The Hadlow College Betteshanger Sustainable Parks project will transform the 121 hectare colliery site into a global laboratory producing green energy.
The scheme is being unveiled today in the House of Commons and in a separate launch at Dover Marina Hotel.
The development will include a green technologies business park, a research, development and education centre, and an eco-visitor centre which it is hoped will attract 100,000 tourists each year.
The project has received a wealth of investors and the first phase has already been pre-let to two tenants.
The aim is to demonstrate how the UK can move from dependence on fossil fuels to renewables in the form of a large-scale biomass energy centre at the site near Deal.

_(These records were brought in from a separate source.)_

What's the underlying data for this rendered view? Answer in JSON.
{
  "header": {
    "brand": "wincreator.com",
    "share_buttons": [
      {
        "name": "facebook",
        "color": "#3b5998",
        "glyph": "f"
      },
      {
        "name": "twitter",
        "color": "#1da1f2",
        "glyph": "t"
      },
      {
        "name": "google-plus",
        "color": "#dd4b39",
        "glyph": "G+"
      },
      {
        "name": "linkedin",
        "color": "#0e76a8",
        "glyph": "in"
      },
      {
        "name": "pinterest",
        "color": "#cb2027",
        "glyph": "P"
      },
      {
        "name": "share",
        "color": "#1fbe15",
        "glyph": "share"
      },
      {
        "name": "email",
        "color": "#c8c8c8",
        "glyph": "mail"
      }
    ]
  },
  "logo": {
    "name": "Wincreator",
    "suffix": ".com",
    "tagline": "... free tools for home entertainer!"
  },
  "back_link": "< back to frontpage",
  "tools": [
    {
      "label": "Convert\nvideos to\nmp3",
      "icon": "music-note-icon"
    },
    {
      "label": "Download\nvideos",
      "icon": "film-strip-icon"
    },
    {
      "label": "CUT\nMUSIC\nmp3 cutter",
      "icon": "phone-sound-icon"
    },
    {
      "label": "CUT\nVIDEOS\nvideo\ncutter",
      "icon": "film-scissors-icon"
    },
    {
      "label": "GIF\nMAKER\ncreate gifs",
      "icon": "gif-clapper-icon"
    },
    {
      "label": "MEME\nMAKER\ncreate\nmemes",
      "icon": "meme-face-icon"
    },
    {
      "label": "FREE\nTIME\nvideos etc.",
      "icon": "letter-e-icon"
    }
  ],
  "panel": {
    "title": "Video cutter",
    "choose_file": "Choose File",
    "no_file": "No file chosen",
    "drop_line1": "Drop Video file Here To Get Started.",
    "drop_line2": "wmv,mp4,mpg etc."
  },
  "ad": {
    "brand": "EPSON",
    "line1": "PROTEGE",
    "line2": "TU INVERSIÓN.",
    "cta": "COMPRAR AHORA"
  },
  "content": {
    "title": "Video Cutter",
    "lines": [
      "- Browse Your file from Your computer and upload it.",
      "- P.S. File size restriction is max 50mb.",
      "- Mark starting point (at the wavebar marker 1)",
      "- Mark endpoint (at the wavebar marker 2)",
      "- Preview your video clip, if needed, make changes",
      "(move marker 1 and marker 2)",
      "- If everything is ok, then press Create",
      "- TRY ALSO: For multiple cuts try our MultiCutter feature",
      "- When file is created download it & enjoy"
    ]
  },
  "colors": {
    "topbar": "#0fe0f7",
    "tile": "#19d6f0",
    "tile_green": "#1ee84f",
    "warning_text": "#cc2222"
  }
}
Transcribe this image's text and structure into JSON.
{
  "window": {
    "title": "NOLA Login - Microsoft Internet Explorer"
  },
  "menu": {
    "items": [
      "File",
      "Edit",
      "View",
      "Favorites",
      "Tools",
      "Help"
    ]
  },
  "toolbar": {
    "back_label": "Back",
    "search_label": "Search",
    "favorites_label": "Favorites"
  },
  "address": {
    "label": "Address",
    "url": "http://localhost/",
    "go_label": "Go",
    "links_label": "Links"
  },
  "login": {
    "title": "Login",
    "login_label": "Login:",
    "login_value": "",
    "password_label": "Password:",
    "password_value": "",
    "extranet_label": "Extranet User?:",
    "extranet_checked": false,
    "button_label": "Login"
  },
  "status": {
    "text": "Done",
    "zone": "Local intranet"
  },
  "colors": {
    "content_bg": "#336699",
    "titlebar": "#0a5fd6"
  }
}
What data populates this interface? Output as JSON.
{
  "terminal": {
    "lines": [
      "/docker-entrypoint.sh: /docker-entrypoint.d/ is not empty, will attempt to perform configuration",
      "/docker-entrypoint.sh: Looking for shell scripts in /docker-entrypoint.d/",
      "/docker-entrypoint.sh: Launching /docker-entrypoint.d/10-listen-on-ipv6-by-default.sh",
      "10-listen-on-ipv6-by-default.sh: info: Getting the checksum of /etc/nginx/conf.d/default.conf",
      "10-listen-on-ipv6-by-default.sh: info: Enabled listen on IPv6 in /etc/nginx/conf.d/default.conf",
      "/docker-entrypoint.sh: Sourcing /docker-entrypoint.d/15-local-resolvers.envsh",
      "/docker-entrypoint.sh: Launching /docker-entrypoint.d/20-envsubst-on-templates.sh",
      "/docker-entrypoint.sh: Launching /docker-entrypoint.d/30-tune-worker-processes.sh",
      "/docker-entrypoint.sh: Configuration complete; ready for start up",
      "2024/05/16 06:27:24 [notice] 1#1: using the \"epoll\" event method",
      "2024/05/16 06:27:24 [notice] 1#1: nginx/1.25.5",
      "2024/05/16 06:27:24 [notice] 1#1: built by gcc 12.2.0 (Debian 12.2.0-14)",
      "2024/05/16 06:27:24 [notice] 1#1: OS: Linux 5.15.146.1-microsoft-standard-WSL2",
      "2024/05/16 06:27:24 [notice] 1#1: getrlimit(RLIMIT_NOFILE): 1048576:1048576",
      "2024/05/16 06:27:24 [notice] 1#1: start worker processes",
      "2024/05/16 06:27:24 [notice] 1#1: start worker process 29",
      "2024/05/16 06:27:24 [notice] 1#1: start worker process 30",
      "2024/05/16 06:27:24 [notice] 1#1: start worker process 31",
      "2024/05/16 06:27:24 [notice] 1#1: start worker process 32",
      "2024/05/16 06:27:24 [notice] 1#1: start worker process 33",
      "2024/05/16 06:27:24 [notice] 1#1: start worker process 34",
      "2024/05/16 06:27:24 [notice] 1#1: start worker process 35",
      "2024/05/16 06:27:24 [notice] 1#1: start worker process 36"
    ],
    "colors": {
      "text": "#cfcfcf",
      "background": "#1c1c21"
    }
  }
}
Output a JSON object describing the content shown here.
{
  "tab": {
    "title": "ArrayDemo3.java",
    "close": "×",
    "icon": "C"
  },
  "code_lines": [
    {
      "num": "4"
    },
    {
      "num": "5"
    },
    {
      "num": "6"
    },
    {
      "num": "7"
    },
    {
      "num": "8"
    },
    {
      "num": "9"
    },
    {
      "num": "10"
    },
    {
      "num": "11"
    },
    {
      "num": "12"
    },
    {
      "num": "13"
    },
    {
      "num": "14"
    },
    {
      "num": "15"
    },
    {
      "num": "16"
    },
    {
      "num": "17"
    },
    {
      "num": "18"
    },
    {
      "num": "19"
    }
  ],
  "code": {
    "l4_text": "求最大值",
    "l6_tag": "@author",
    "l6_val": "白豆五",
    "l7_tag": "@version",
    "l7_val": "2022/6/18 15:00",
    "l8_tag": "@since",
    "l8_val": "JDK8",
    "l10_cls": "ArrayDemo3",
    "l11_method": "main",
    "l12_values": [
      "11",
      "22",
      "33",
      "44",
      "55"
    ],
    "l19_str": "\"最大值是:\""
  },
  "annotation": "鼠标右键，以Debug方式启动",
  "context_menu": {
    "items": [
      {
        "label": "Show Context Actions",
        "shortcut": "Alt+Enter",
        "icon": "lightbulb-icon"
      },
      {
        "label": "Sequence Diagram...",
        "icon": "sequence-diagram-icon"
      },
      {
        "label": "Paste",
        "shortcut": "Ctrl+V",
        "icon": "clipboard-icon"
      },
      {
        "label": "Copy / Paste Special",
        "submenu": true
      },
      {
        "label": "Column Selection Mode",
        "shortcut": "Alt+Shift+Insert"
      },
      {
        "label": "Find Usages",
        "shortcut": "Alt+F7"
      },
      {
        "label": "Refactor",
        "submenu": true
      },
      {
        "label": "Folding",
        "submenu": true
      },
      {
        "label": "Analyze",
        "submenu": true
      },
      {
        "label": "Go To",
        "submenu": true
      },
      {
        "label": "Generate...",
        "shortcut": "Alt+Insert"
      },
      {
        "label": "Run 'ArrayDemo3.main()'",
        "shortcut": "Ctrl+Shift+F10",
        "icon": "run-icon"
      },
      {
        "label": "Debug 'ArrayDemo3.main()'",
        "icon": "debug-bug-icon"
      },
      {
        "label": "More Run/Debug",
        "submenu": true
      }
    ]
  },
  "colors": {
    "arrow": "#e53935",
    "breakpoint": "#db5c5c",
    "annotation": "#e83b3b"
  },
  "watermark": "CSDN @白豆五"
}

Charlie Elphicke, MP for Dover and Deal, said: "This is a real victory for the hard work of so many who have fought so hard to make this project happen.
"It has been a long battle for me to deliver the government funding needed. Yet at last we seem to have got there and Hadlow College deserve high praise for the future they are seeking to make.
“The scheme is backed by £11million public sector investment and £29million support from private investors, with further opportunities for more to get involved.
"Investors will have the strongest support from the community, a community committed to seeing more jobs, money and economic growth."
Mark Lumsdon-Taylor, director of finance and resources at Hadlow College, said: "The supply of incubator space for green technology companies and the food and drink industry is critical for Kent to build on its proximity to international markets in Europe, London and globally via Manston Airport."
The Betteshanger site is owned by the Homes and Community Agency (HCA), which selected Hadlow College as the preferred bidder.
The site was sold to the college in the summer of this year and work is expected to begin in spring 2014.
Kent Coalfield had four pits. Chislet was the first to close in 1969 and Tilmanstone shut in 1986, followed a year later by Snowdown. Betteshanger continued to produce coal until 1989.
Fowlmead Country Park on the old spoil heap opened in 2007 and from its entrance at a newly-built roundabout a route was made towards the old pithead site off Circular Road where the former offices still stand.
It was hoped the land would be developed to create jobs, but a hold-up on adopting the feeder road, plus the arrival of the recession, ended that plan.